Okay so I had a meltdown last year. I was staring down a startup that was circling the drain, I knew my time there was limited, and I was being bombarded daily with layoffs and friends not being able to find work, while hearing constantly that I was going to be left behind due to AI. (of course the layoffs were happening because tech CEOs heard AI and started frothing at the idea of getting rid of some of their most expensive staff)
So, I took it on myself to learn AI. I figured well, if it's coming for my job I might as well learn how it works. And oh lorde, did I learn a lot. To the point where I'm running several LLMs now at home, I have them running in k3s, across multiple servers, and have built several apps to interact with them. I've trained finetuned LLMs, I've played with image generation, voices, I dove headfirst in. Eventually I did lose that job, and that gave me a couple months to focus even more before finding my current one.

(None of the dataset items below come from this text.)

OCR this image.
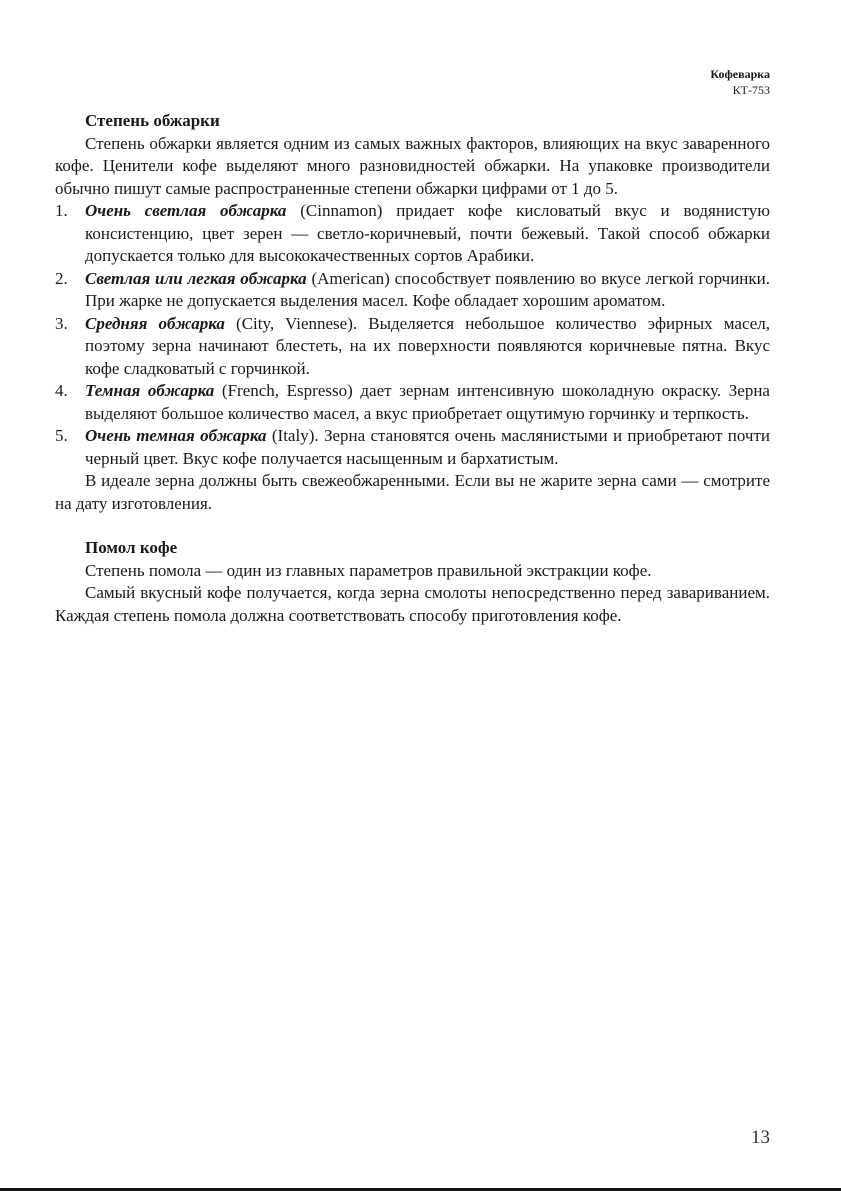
Кофеварка
КТ-753
Степень обжарки

Степень обжарки является одним из самых важных факторов, влияющих на вкус заваренного кофе. Ценители кофе выделяют много разновидностей обжарки. На упаковке производители обычно пишут самые распространенные степени обжарки цифрами от 1 до 5.

1. Очень светлая обжарка (Cinnamon) придает кофе кисловатый вкус и водянистую консистенцию, цвет зерен — светло-коричневый, почти бежевый. Такой способ обжарки допускается только для высококачественных сортов Арабики.
2. Светлая или легкая обжарка (American) способствует появлению во вкусе легкой горчинки. При жарке не допускается выделения масел. Кофе обладает хорошим ароматом.
3. Средняя обжарка (City, Viennese). Выделяется небольшое количество эфирных масел, поэтому зерна начинают блестеть, на их поверхности появляются коричневые пятна. Вкус кофе сладковатый с горчинкой.
4. Темная обжарка (French, Espresso) дает зернам интенсивную шоколадную окраску. Зерна выделяют большое количество масел, а вкус приобретает ощутимую горчинку и терпкость.
5. Очень темная обжарка (Italy). Зерна становятся очень маслянистыми и приобретают почти черный цвет. Вкус кофе получается насыщенным и бархатистым.

В идеале зерна должны быть свежеобжаренными. Если вы не жарите зерна сами — смотрите на дату изготовления.

Помол кофе

Степень помола — один из главных параметров правильной экстракции кофе.

Самый вкусный кофе получается, когда зерна смолоты непосредственно перед завариванием. Каждая степень помола должна соответствовать способу приготовления кофе.

13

My biggest learnings, which I'm sure many of you know:
- AI is a very neat technology, and it has several real applications, but those applications are extremely limited by the limitations of AI
- LLMs and AI are incredibly hard to control. You can't just say
if(nsfw) dont()
. You have to spend a lot of time forcing the LLM to not give weight to the users course, and it's to the point that it hardly seems worth it. - Companies love the idea of LLMs for their chatbots, but using the above it's incredibly hard to prevent the chatbot from doing it's own thing. You can say "We only have a return policy of 14 days" but if someone works at it hard enough and tells the LLM that it can still perform the return because they say so... is it really that useful? LLMs have no hard rules
- LLMs have very real hardware restrictions. At home, it's a single GPU. In the cloud they have some clever tricks to share memory, but overall it's still mostly limited by the GPU. We'll see as we're moving forward what shenanigans NVidia comes up with, but LLMs and AI are essentially a brute force approach, and we can see that in how much power they soak up. You can see ChatGPT slows down once your conversation goes on long enough, it's running low on memory
- AI is not new. It's still ML under the hood, it's just coming up with unique ways to reuse it. Again with the brute force, I didn't realize that for every token (word for simplicity), You're entire conversation is passed in to the model, in which it will spit out one more word. Repeat for every word. That's all it is. It's just predicting the next word. Image generation is just predicting the next pixels, and then loops around again until it comes back. There is no consciousness, there's no real nuance to it, that's it. A predictive engine surrounded with a
while
loop.
There's more but this is too long already. It's neat, it's useful, but the hype was just as intense as blockchain. We're going to see some real great usages out of it, like integration with something like Word or a browser to summarize things is honestly a good idea. But there are so so so many pitfalls.
For coding? I think it's a great place to get started, or to get an idea. I would never trust it in production. It will take a very long time for us to get to the point where you can say "Go build this feature" and I would blindly trust what it generated.